Extending Your System
As you get comfortable, you can further expand or harden your setup:
- Signal amplification – If you’re on the edge of coverage, a mast-mounted preamp or distribution amp can stabilize weaker channels.
- Dedicated storage – Point your Plex DVR to a separate drive or NAS volume to keep recordings from filling your OS drive.
- Plex client apps – Install Plex on smart TVs, Apple TV, Roku, Fire TV, game consoles, phones, and tablets to access live and recorded TV anywhere.
- HDHomeRun app – Keep the native HDHomeRun app around for quick diagnostics or alternate viewing when you don’t need DVR features.
"Since setting up HDHomeRun with Plex, I've saved over $1,200 annually on cable bills while actually increasing the content available to my family. The initial investment paid for itself in less than three months." – Mike S., Cord-cutter since 2019
Troubleshooting Common HDHomeRun and Plex Integration Issues
If things aren’t quite perfect out of the gate, here are some of the most common issues and fixes:
- Poor signal quality – Revisit antenna placement, upgrade to an outdoor antenna, or add a preamp if channels are breaking up or dropping out.
- Stuttering or buffering – Check that both HDHomeRun and Plex server are wired. Verify your router/switch can handle multiple HD streams.
- High CPU usage on Plex server – Live TV transcoding is heavy. Enable direct play/direct stream where possible, or consider more powerful hardware.
- Missing or wrong guide data – Refresh EPG data in Plex, confirm your ZIP code, and check that channels are correctly mapped to the proper networks.
- HDHomeRun not detected by Plex – Make sure both devices are on the same subnet, disable overzealous firewall rules, and confirm you can reach the HDHomeRun’s web interface from the Plex server.
If you’re stuck, both Plex and SiliconDust (HDHomeRun) have active forums where users share configurations, logs, and solutions for corner cases.
Conclusion: The Future-Proof Cord-Cutting Solution
Integrating an HDHomeRun tuner with Plex is more than a fun weekend project—it’s a long-term strategy to lower your monthly costs while gaining more control over how and where you watch TV. You get live local channels, DVR, and on-demand access to your entire media collection, all from one interface and without renting a single cable box.
As ATSC 3.0 (NextGen TV) continues rolling out, newer HDHomeRun models are already positioned to take advantage of improved picture quality, audio, and interactive features.
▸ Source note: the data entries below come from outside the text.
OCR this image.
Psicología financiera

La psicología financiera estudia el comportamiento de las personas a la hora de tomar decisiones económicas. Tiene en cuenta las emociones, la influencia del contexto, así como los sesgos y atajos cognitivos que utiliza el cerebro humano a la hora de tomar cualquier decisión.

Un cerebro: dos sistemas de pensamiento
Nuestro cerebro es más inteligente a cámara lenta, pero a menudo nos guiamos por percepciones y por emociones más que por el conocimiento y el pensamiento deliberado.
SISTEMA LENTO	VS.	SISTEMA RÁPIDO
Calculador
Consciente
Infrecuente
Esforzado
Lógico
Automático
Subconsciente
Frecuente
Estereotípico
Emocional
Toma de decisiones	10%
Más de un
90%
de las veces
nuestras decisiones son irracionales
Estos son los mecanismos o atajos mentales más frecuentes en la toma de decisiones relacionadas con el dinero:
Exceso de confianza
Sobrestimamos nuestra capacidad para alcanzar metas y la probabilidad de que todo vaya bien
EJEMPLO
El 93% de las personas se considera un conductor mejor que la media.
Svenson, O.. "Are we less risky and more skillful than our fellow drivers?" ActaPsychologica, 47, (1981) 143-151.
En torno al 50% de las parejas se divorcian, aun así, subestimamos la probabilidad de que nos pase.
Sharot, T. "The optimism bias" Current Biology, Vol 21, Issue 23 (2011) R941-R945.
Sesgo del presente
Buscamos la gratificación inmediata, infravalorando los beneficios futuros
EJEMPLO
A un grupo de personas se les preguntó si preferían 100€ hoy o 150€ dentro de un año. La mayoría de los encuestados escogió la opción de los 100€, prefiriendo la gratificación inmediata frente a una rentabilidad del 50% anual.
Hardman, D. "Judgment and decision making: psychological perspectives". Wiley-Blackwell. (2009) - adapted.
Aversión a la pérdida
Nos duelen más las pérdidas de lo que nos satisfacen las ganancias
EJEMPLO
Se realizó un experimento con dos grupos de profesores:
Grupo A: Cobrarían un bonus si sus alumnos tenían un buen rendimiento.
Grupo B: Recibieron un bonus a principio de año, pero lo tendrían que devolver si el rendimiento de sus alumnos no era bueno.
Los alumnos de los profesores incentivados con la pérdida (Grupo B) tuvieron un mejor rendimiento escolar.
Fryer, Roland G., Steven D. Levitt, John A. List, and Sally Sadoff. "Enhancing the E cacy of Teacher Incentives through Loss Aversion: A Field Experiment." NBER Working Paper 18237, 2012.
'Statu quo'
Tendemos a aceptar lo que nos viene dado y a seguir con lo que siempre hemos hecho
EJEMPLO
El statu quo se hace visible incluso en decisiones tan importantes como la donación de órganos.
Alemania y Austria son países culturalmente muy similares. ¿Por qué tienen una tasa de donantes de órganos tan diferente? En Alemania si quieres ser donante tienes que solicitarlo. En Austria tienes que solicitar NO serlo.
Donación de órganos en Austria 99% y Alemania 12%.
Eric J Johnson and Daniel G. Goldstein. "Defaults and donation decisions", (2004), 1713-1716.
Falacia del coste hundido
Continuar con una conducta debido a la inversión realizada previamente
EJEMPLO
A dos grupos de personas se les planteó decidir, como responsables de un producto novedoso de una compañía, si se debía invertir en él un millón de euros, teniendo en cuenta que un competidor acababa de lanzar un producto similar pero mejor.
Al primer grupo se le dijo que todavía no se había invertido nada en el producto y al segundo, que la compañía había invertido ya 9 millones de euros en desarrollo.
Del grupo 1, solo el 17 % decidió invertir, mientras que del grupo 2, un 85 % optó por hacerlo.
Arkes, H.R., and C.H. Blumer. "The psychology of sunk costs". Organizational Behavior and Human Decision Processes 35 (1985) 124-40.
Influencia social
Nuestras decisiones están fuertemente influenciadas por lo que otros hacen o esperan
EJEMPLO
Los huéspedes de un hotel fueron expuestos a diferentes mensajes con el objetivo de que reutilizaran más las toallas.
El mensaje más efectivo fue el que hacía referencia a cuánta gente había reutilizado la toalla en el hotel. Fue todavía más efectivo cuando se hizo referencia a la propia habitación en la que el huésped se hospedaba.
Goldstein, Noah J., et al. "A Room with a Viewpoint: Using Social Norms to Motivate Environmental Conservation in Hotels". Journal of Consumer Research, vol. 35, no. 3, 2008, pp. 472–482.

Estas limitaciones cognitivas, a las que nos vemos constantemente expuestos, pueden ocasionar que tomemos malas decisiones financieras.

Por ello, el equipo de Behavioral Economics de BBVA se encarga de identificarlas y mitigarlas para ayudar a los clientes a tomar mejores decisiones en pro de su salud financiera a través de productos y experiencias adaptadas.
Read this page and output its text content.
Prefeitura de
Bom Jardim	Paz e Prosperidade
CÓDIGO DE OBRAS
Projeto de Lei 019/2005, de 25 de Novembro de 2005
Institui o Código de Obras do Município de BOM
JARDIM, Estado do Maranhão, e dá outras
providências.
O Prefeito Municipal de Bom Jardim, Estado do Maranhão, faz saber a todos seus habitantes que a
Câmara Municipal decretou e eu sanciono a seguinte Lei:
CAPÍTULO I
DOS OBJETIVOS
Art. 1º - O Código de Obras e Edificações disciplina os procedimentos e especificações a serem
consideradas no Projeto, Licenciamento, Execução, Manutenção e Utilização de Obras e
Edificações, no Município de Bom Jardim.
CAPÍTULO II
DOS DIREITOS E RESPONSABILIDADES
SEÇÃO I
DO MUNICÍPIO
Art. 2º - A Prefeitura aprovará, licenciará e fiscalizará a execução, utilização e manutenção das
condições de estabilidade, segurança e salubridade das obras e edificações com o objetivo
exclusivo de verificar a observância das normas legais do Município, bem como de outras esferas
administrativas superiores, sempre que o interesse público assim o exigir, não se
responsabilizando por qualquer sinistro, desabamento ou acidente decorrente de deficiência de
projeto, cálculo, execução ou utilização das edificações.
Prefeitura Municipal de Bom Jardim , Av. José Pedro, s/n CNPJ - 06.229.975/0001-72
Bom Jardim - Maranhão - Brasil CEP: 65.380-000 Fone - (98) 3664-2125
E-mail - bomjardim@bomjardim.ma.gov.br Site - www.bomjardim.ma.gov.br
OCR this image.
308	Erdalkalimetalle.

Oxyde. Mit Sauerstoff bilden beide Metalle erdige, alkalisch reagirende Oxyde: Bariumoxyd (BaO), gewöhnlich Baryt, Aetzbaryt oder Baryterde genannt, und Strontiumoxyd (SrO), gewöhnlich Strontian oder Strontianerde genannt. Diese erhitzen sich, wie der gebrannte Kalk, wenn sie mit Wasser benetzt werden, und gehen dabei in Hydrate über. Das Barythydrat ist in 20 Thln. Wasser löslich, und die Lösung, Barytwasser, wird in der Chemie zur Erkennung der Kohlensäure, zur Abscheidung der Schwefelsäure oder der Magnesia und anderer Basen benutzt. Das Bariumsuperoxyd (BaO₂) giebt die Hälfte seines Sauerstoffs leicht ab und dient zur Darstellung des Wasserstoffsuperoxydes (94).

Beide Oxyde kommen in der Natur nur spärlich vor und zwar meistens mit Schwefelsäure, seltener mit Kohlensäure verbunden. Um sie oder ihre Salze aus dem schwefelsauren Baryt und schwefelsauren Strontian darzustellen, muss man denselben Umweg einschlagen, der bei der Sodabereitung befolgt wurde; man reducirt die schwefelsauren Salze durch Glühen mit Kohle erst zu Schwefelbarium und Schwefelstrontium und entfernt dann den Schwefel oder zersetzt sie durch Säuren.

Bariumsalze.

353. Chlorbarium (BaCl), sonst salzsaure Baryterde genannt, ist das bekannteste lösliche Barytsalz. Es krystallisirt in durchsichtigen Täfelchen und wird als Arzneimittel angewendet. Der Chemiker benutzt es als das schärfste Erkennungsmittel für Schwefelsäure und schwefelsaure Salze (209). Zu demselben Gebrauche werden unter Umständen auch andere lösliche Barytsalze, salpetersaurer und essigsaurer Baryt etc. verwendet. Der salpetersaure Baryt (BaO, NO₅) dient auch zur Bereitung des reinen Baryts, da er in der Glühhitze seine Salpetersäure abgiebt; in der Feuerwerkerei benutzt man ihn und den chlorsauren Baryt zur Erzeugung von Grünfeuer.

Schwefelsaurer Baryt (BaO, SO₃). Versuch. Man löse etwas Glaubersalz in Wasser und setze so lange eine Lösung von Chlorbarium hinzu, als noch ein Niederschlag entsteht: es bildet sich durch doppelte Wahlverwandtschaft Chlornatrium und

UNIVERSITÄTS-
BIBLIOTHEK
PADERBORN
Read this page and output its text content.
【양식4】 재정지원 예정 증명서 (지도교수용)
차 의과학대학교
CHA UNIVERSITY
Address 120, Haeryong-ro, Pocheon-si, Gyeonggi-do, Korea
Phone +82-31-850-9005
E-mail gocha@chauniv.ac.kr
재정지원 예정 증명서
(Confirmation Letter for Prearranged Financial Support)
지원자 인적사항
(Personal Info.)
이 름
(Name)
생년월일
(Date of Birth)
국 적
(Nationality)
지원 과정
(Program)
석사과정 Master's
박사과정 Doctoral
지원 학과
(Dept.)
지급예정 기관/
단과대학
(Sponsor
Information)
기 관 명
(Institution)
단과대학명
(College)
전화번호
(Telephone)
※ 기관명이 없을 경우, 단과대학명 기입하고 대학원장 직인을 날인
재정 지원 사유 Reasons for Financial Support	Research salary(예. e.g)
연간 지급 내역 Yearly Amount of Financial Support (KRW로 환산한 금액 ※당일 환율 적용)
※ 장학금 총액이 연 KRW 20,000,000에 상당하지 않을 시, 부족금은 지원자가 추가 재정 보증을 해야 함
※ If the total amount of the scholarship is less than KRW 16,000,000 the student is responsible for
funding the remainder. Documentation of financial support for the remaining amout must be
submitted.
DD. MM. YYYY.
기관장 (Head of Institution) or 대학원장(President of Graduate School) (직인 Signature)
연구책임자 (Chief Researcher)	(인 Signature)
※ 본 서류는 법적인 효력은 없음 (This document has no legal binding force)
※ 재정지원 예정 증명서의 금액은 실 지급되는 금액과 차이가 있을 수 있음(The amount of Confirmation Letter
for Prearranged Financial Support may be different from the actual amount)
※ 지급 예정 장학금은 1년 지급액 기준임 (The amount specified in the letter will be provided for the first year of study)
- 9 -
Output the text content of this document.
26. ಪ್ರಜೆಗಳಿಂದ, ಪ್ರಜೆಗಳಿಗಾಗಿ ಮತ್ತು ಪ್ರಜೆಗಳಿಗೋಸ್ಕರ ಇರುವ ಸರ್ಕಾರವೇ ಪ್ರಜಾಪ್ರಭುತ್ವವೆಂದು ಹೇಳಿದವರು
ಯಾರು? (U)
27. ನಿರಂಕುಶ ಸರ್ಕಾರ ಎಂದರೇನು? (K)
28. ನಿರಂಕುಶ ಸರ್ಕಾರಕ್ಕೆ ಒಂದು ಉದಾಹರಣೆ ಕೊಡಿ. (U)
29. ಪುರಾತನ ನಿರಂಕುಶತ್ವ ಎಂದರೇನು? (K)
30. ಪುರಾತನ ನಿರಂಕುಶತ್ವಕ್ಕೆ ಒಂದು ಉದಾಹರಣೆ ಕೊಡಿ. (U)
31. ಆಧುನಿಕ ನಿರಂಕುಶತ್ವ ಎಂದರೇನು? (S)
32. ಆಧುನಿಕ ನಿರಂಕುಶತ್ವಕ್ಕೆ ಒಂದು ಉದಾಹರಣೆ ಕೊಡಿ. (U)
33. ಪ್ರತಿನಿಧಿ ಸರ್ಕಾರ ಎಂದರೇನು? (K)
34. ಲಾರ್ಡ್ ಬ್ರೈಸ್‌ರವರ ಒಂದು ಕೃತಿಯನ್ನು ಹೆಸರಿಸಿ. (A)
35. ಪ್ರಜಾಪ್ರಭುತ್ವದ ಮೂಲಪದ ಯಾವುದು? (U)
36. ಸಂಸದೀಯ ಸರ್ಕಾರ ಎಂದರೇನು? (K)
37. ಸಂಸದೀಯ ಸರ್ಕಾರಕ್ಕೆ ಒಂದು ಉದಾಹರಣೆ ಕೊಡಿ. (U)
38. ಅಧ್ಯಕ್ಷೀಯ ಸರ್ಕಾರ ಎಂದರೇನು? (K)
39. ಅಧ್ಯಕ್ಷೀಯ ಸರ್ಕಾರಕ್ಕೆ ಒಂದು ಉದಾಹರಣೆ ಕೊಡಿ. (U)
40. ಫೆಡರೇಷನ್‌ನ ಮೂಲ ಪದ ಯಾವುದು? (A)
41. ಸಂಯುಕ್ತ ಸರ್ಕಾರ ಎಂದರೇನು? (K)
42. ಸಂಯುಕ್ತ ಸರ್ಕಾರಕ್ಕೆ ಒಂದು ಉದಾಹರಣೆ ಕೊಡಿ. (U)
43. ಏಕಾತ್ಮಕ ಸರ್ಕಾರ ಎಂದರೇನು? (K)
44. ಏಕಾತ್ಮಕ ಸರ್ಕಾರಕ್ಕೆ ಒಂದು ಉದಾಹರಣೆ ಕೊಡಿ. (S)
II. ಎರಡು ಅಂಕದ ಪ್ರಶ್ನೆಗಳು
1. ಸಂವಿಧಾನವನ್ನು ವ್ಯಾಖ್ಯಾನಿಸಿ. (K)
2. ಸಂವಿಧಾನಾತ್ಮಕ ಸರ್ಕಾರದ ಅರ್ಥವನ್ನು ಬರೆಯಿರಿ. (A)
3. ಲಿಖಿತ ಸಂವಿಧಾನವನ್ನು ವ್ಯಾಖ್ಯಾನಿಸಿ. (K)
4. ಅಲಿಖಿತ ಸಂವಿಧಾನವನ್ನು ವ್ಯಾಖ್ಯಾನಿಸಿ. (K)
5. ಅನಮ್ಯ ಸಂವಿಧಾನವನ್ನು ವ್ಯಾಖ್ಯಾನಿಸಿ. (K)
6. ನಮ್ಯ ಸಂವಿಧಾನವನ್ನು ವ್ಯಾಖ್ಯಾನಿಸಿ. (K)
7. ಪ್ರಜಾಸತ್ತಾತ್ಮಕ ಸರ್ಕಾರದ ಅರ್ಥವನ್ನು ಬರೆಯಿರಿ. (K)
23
That means the system you build today isn’t just a replacement for cable; it’s a platform that can grow alongside the next generation of broadcast technology.
Whether your priority is live sports, local news, network TV, or simply avoiding yet another streaming subscription, the HDHomeRun + Plex combo delivers a flexible, powerful cord-cutting setup that you control end-to-end.